Activists see its dissolution as another step in the erosion of democratic gains.
This symbol of the 2011 revolution has been made to disappear. The INAI—an independent body established by the organic law of March 2016 and operational since 2017—was quietly dissolved without prior announcement.
Its nine members, including a journalist, a statistician and a lawyer, had been elected by parliament to guarantee citizens and the media effective access to public data.
Its staff have since been reassigned to government offices. But for civil society organisations, the move represents a worrying setback.
“Access to information is becoming increasingly restricted,” warned Zied Dabbar, president of the National Union of Tunisian Journalists (SNJT). “You cannot speak of press freedom without access to information. From now on, only official versions will circulate, which will result in propaganda.”
Since its creation, the INAI had processed thousands of requests, forcing administrations to respond to inquiries from citizens and reporters. It was considered one of the cornerstones of public transparency, alongside the electoral authority and the anti-corruption body—both of which have also been weakened in recent years.

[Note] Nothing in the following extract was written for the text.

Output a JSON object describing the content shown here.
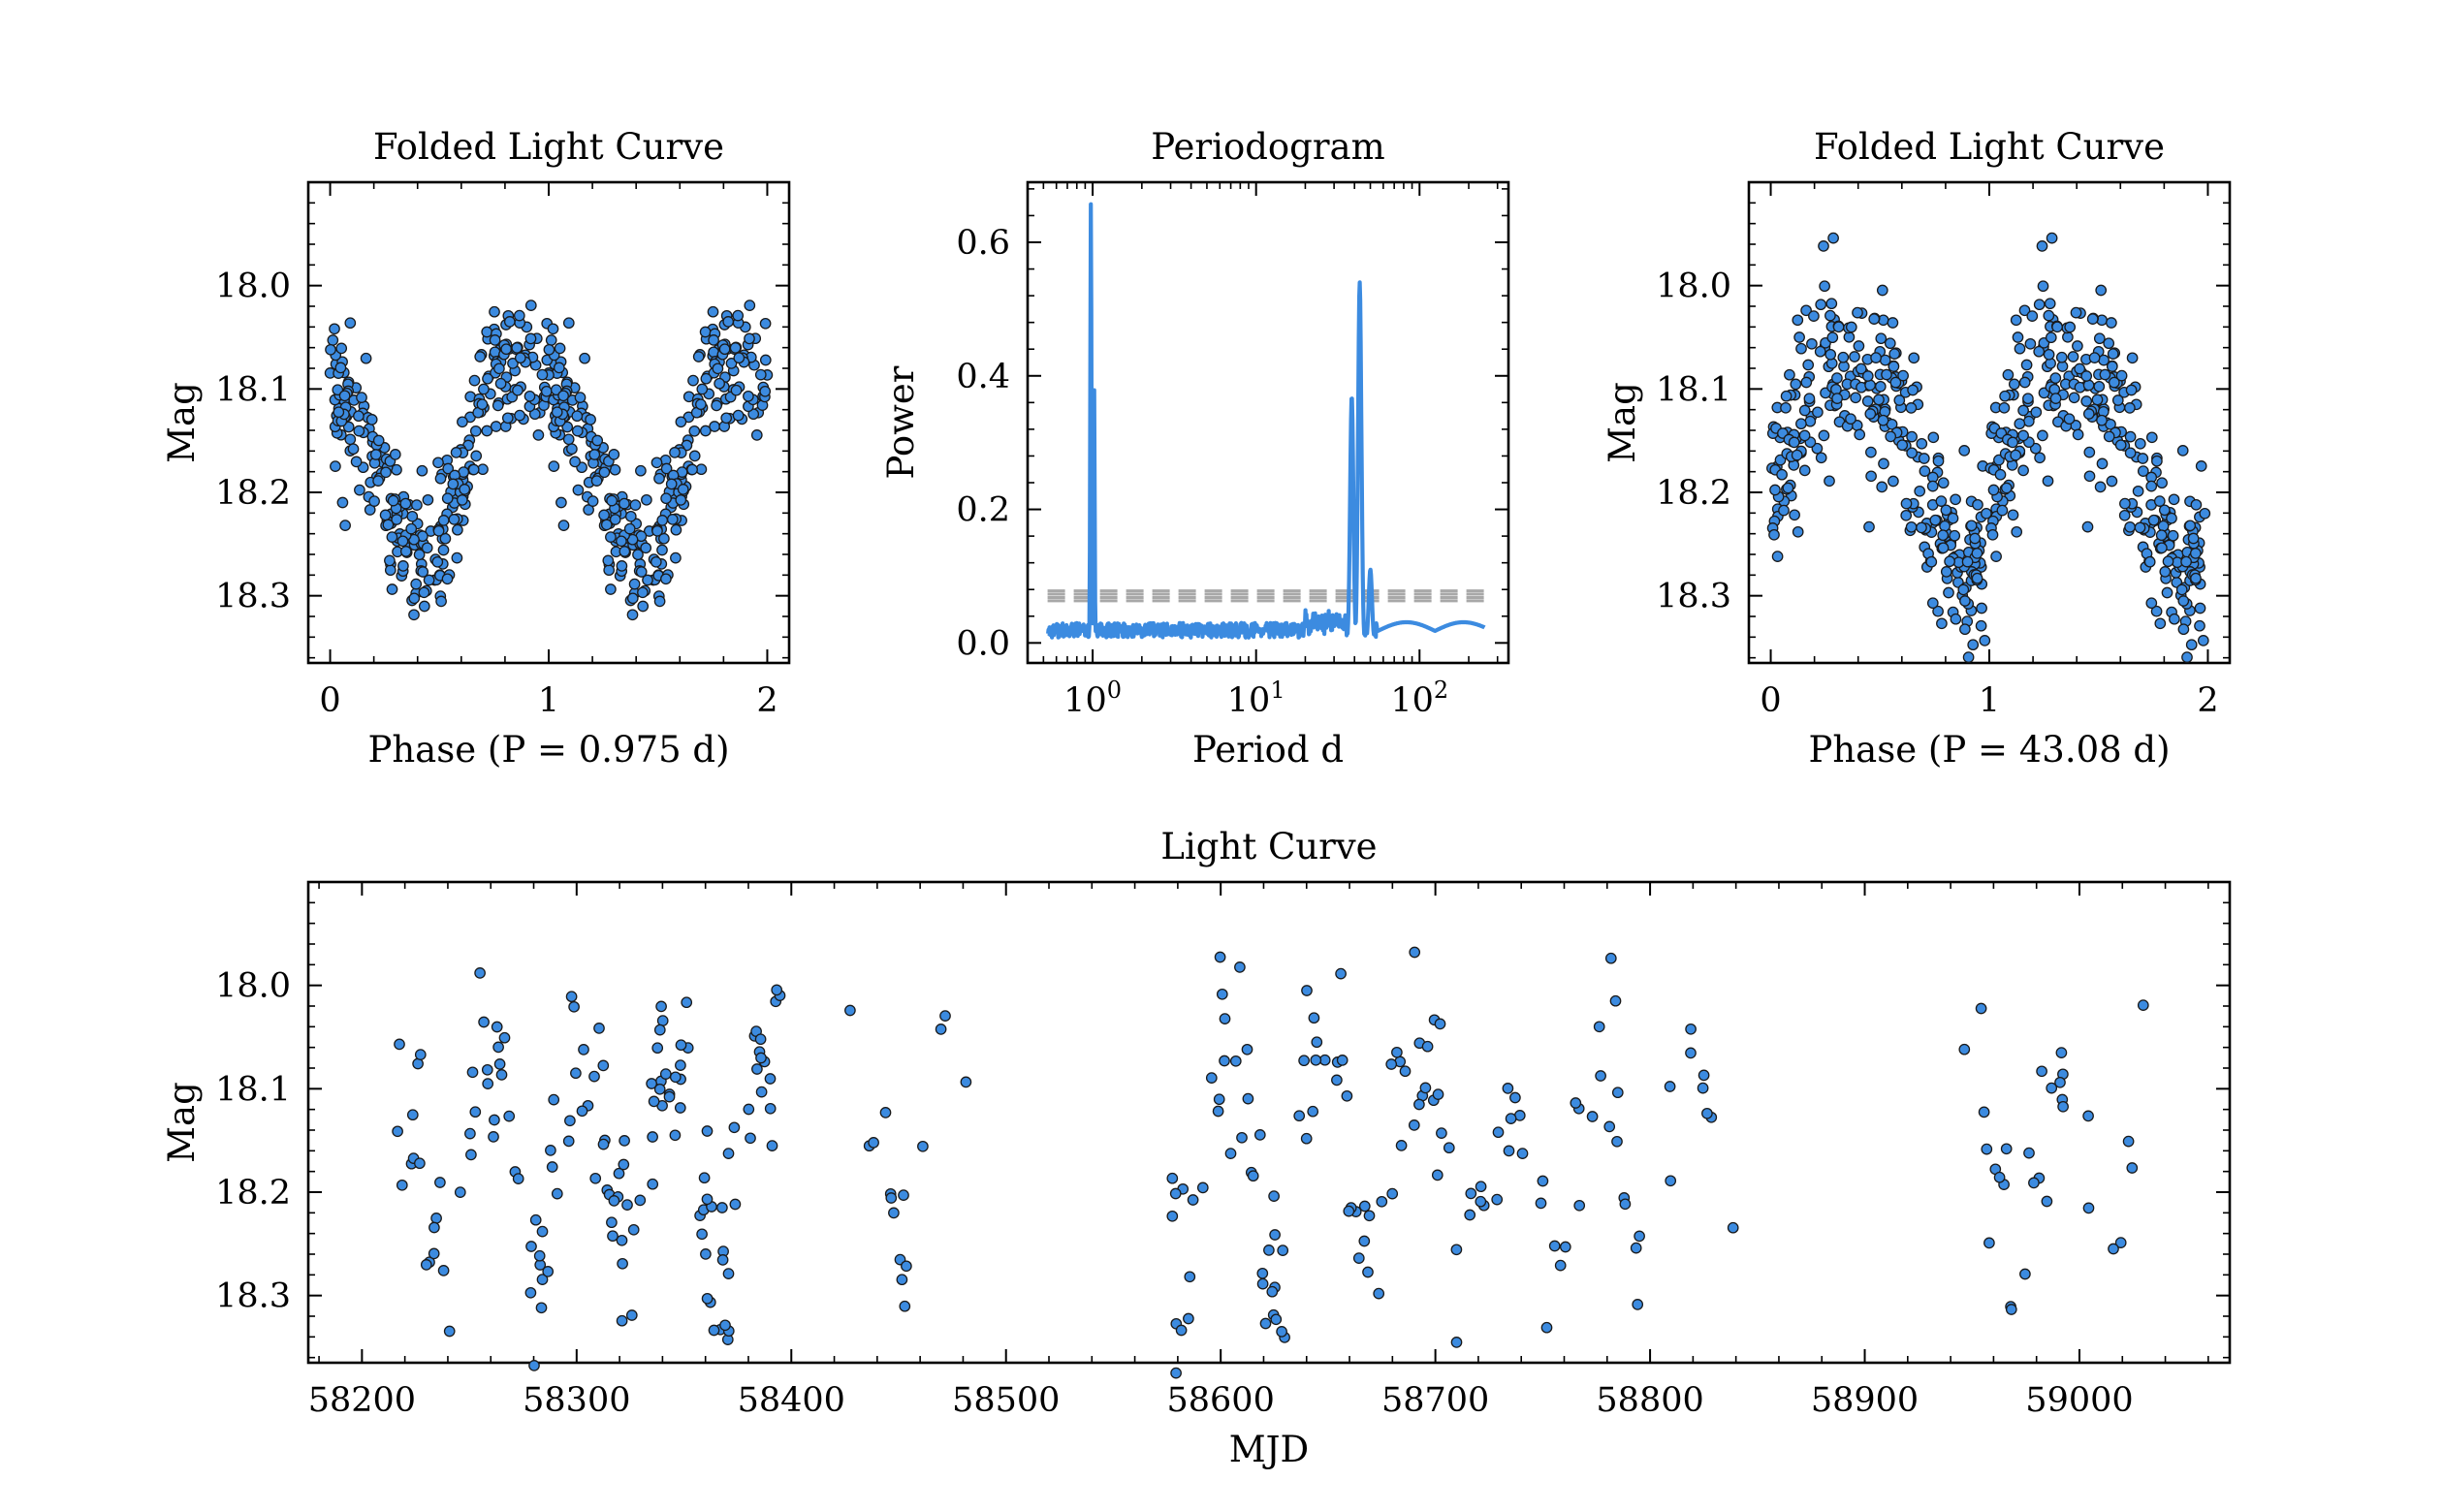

In a statement, the SNJT denounced what it called a “dangerous violation of the right to information,” describing the dissolution as “the demolition of one of the fundamental pillars of the country’s democratic framework.”
Since July 25, 2021—when President Kaïs Saïed suspended Parliament and consolidated both executive and legislative powers—Tunisia has seen a steady rollback of public freedoms. The closure of the INAI adds to a series of measures undermining institutional independence, including the weakening of the High Judicial Council and tighter control over the media.
Local and international NGOs, including Amnesty International and Human Rights Watch, have already condemned what they describe as an authoritarian drift. The abolition of the INAI underscores this trend: authorities are opting for opacity, dismantling checks and balances that once anchored Tunisia’s democracy in concrete practices of transparency.
For Tunisian journalists, deprived of a legal instrument that guaranteed access to public records, the situation is critical. Investigations into state finances, the management of the economic crisis, or public contracts are now effectively hampered. “Without INAI, we no longer have an independent recourse,” said one Tunisian reporter.
This tightening of the public space leaves only official communications visible, fueling the impression of a return to pre-2011 practices.